Jesús calma la tormenta | Iglesia Santiago Apóstol

(Domingo XIX - TO - Ciclo A – 2020)

          “¡Es un fantasma!” (Mt 14, 22-33). En un momento de la noche, mientras Jesús ora a solas en el Monte, los discípulos se encuentran en la barca y es entonces cuando se desencadena una fuerte tormenta, con vientos muy intensos y olas altas y encrespadas. A medida que pasa el tiempo, la tormenta se hace más intensa, al punto que los discípulos piensan que van a hundirse. Cuando la tormenta arrecia, Jesús, que estaba orando en el Monte, se aparece a los discípulos en medio del mar, caminando sobre las aguas, en medio de la tempestad. Los discípulos, que están en la barca a punto de hundirse, al ver a Jesús, en vez de reconocerlo y alegrarse por su presencia, se asustan por el hecho de verlo caminar sobre las aguas y exclaman, llenos de terror: “¡Es un fantasma!”. Sólo se tranquilizan cuando Jesús les dice que es Él en Persona -y no un fantasma- y que por lo tanto no deben tener temor. Con su poder divino, Jesús además calma la tormenta, la cual cesa inmediatamente al subir Jesús a la barca.

          Esta escena del Evangelio, sucedida realmente, es prefiguración de lo que sucede en la Iglesia, con muchos católicos. Para poder entender lo que decimos, debemos reemplazar los elementos de la escena evangélica con elementos tomados de la realidad de la Iglesia y de los bautizados. Así, la barca de Pedro, donde están los discípulos, es la Iglesia Católica, con el Papa, Vicario de Cristo, a la cabeza; el mar encrespado es la historia humana, con los conflictos entre los hombres, provocados por el mal que anida en el corazón humano; la tempestad, esto es, el viento con las olas encrespadas, es el accionar del Demonio y sus aliados, los ángeles caídos y los hombres perversos aliados con la Serpiente Antigua, que conspiran para que la Iglesia, la Barca de Pedro, se hunda y desaparezca; una mención aparte merecen los discípulos que, en la barca, conociendo a Jesús, al verlo lo confunden con un fantasma: son los católicos que, conociendo en teoría a Jesús, al enfrentarse con las múltiples tribulaciones que se suceden a diario en la vida de todos los días, en vez de reconocer a Cristo Presente en la Eucaristía, piensan que es “un fantasma” y no un ser real, vivo, resucitado, glorioso y Presente en Persona en la Eucaristía y así se dejan atemorizar por las tribulaciones cotidianas. En estos discípulos podemos contarnos nosotros, toda vez que actuamos como si Jesús no fuera lo que Es, la Segunda Persona de la Trinidad, oculta en las especies eucarísticas, por lo que vivimos como si Jesús fuera un fantasma y no Dios en Persona, oculta en el Santísimo Sacramento del altar.

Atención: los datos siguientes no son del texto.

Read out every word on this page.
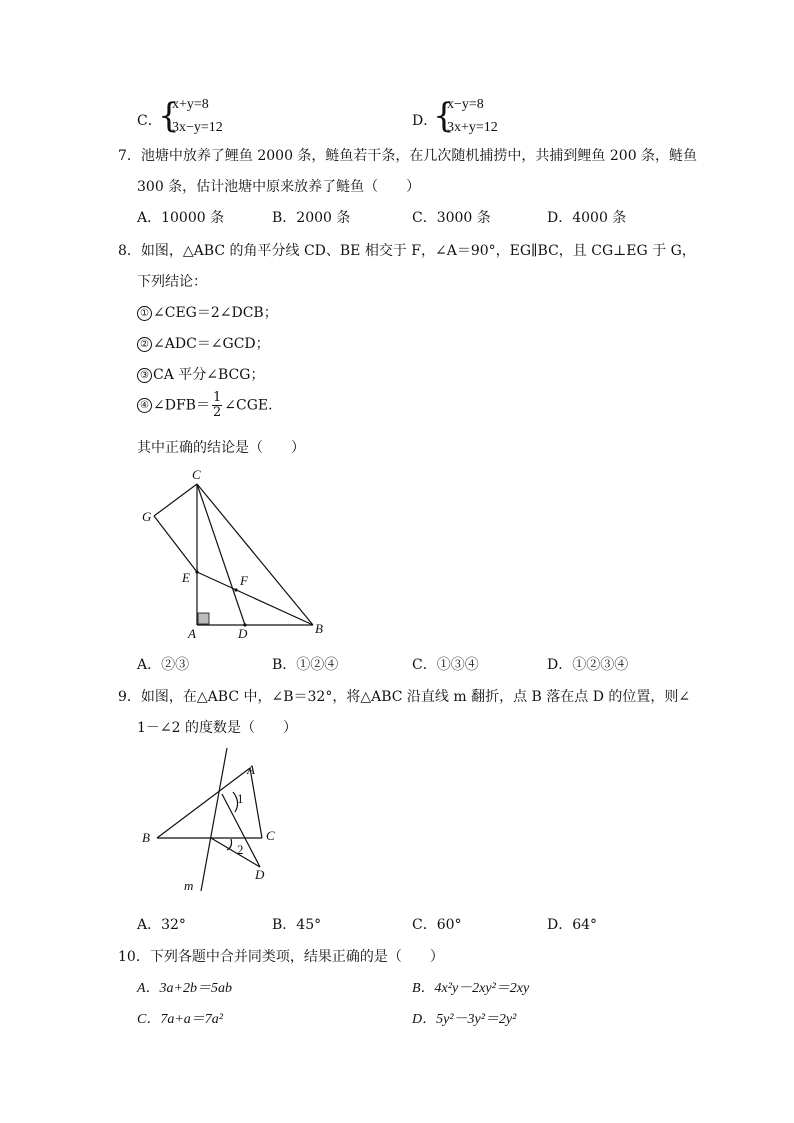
C．
{
x+y=8
3x−y=12	D．
{
x−y=8
3x+y=12
7．池塘中放养了鲤鱼 2000 条，鲢鱼若干条，在几次随机捕捞中，共捕到鲤鱼 200 条，鲢鱼
300 条，估计池塘中原来放养了鲢鱼（　　）
A．10000 条	B．2000 条	C．3000 条	D．4000 条
8．如图，△ABC 的角平分线 CD、BE 相交于 F，∠A＝90°，EG∥BC，且 CG⊥EG 于 G，
下列结论：
① ∠CEG＝2∠DCB；
② ∠ADC＝∠GCD；
③ CA 平分∠BCG；
④ ∠DFB＝ $\frac{1}{2}$ ∠CGE．
其中正确的结论是（　　）
C
G
E	F
A	D	B
A．②③	B．①②④	C．①③④	D．①②③④
9．如图，在△ABC 中，∠B＝32°，将△ABC 沿直线 m 翻折，点 B 落在点 D 的位置，则∠
1－∠2 的度数是（　　）
A
B	C
D
m
1
2
A．32°	B．45°	C．60°	D．64°
10．下列各题中合并同类项，结果正确的是（　　）
A．3a+2b＝5ab	B．4x²y－2xy²＝2xy
C．7a+a＝7a²	D．5y²－3y²＝2y²
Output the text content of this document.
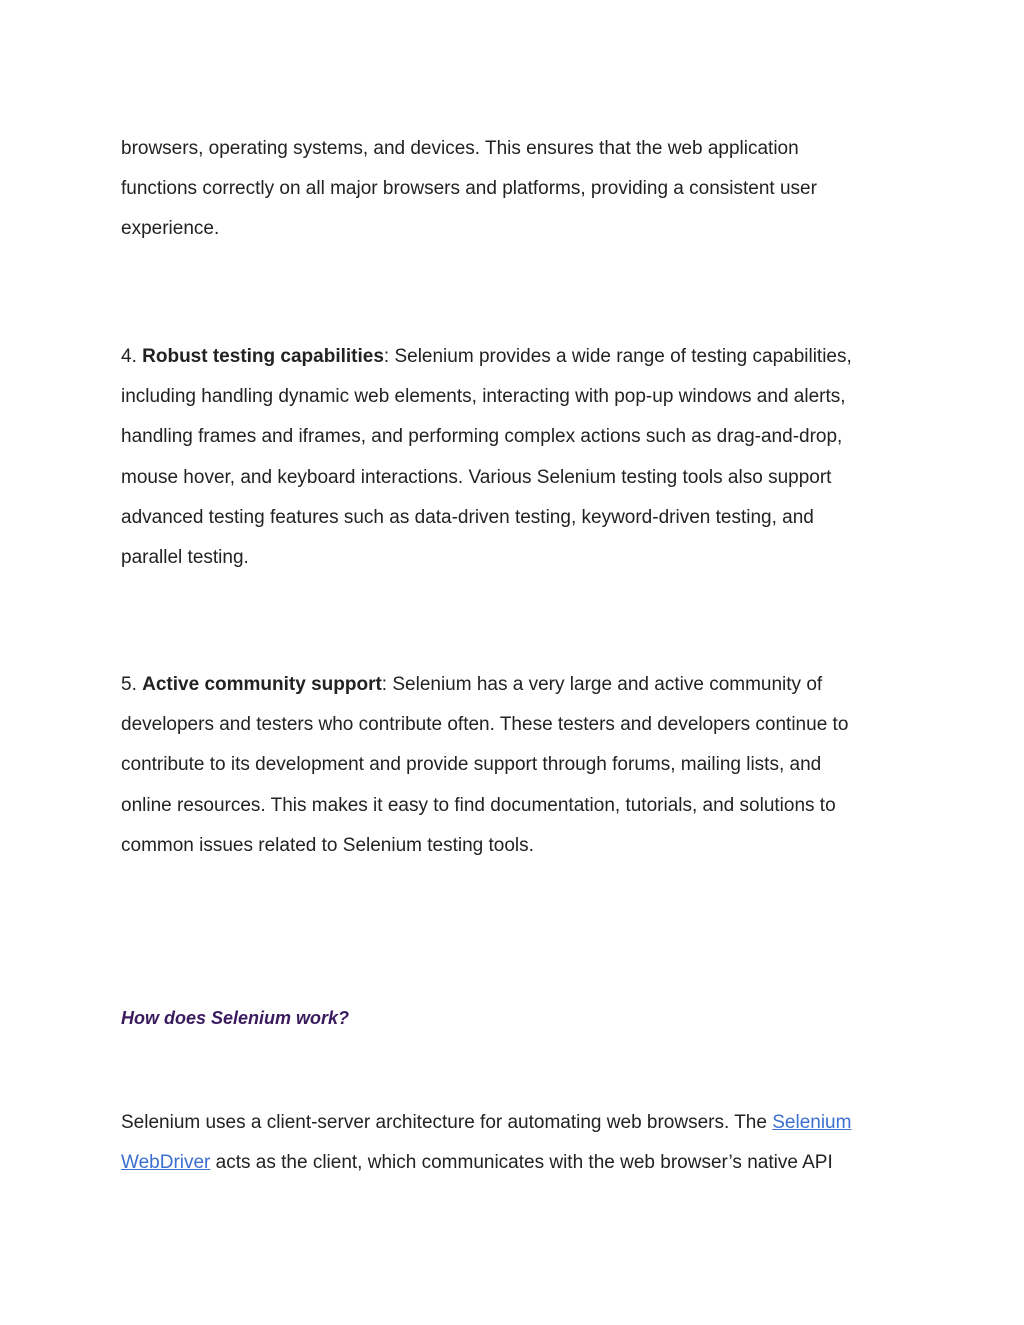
browsers, operating systems, and devices. This ensures that the web application
functions correctly on all major browsers and platforms, providing a consistent user
experience.
4. Robust testing capabilities: Selenium provides a wide range of testing capabilities,
including handling dynamic web elements, interacting with pop-up windows and alerts,
handling frames and iframes, and performing complex actions such as drag-and-drop,
mouse hover, and keyboard interactions. Various Selenium testing tools also support
advanced testing features such as data-driven testing, keyword-driven testing, and
parallel testing.
5. Active community support: Selenium has a very large and active community of
developers and testers who contribute often. These testers and developers continue to
contribute to its development and provide support through forums, mailing lists, and
online resources. This makes it easy to find documentation, tutorials, and solutions to
common issues related to Selenium testing tools.
How does Selenium work?
Selenium uses a client-server architecture for automating web browsers. The Selenium
WebDriver acts as the client, which communicates with the web browser’s native API
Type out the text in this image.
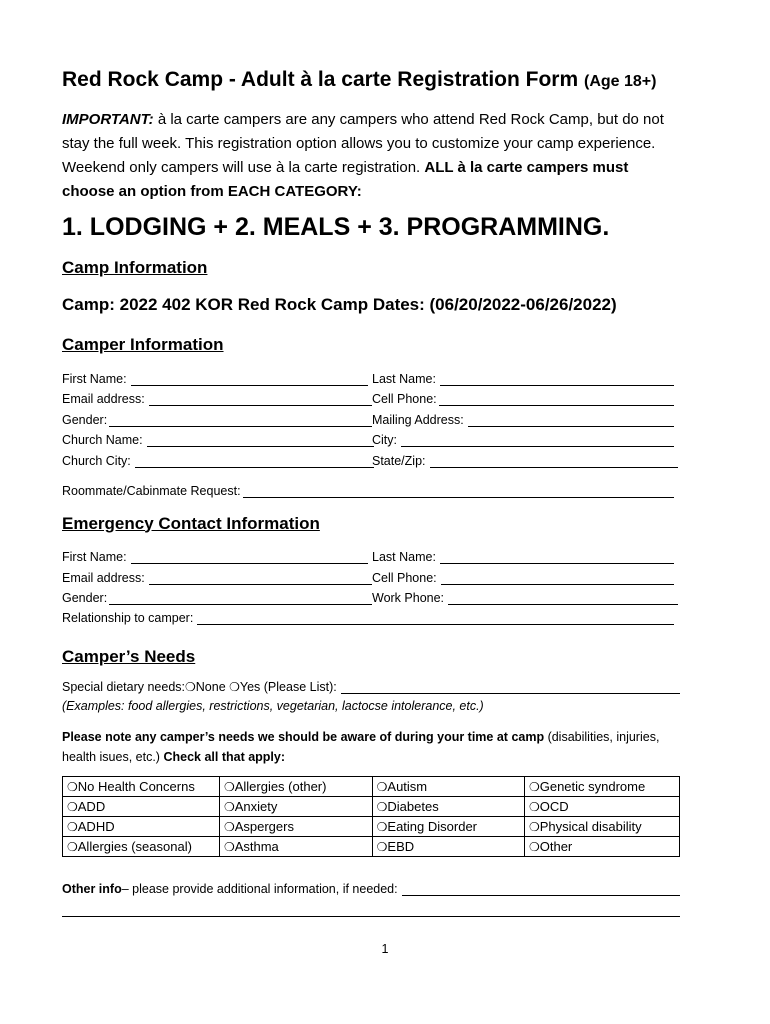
Red Rock Camp - Adult à la carte Registration Form (Age 18+)
IMPORTANT: à la carte campers are any campers who attend Red Rock Camp, but do not stay the full week. This registration option allows you to customize your camp experience. Weekend only campers will use à la carte registration. ALL à la carte campers must choose an option from EACH CATEGORY:
1. LODGING + 2. MEALS + 3. PROGRAMMING.
Camp Information
Camp: 2022 402 KOR Red Rock Camp Dates: (06/20/2022-06/26/2022)
Camper Information
First Name:	Last Name:
Email address:	Cell Phone:
Gender:	Mailing Address:
Church Name:	City:
Church City:	State/Zip:
Roommate/Cabinmate Request:
Emergency Contact Information
First Name:	Last Name:
Email address:	Cell Phone:
Gender:	Work Phone:
Relationship to camper:
Camper’s Needs
Special dietary needs: ❍ None
❍ Yes (Please List):
(Examples: food allergies, restrictions, vegetarian, lactocse intolerance, etc.)
Please note any camper’s needs we should be aware of during your time at camp (disabilities, injuries, health isues, etc.) Check all that apply:
❍No Health Concerns	❍Allergies (other)	❍Autism	❍Genetic syndrome
❍ADD	❍Anxiety	❍Diabetes	❍OCD
❍ADHD	❍Aspergers	❍Eating Disorder	❍Physical disability
❍Allergies (seasonal)	❍Asthma	❍EBD	❍Other
Other info – please provide additional information, if needed:
1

          “¡Es un fantasma!”. También a nosotros nos puede pasar que, preocupados en demasía por las tribulaciones cotidianas e inmersos en el turbulento mar de la historia humana, nos olvidemos que Jesús es una Persona divina, la Segunda de la Trinidad y lo confundamos y lo tratemos como si fuera un fantasma, es decir, como si fuera un ser que no tiene entidad real, ni en sí mismo ni en nuestras vidas. Cuando esto suceda, recordemos lo que Jesús le dice a Pedro, luego de que éste, al dudar, empezara a hundirse al intentar caminar sobre el mar: “Hombre de poca fe, ¿Por qué dudaste?” y pidamos la gracia de no solo no confundir a Jesús con un fantasma, sino de que nuestra fe en Él como Hijo de Dios encarnado, Presente y glorioso en la Eucaristía, sea cada vez más fuerte, tan fuerte, que nos permita dirigirnos a Él, que habita en el Reino de los cielos, caminando por encima del mar tempestuoso de la historia humana. Acrecentemos esta fe postrándonos ante su Presencia Eucarística, amándolo y adorándolo y diciendo a Jesús Eucaristía, junto con los discípulos: “Verdaderamente tú eres el Hijo de Dios”.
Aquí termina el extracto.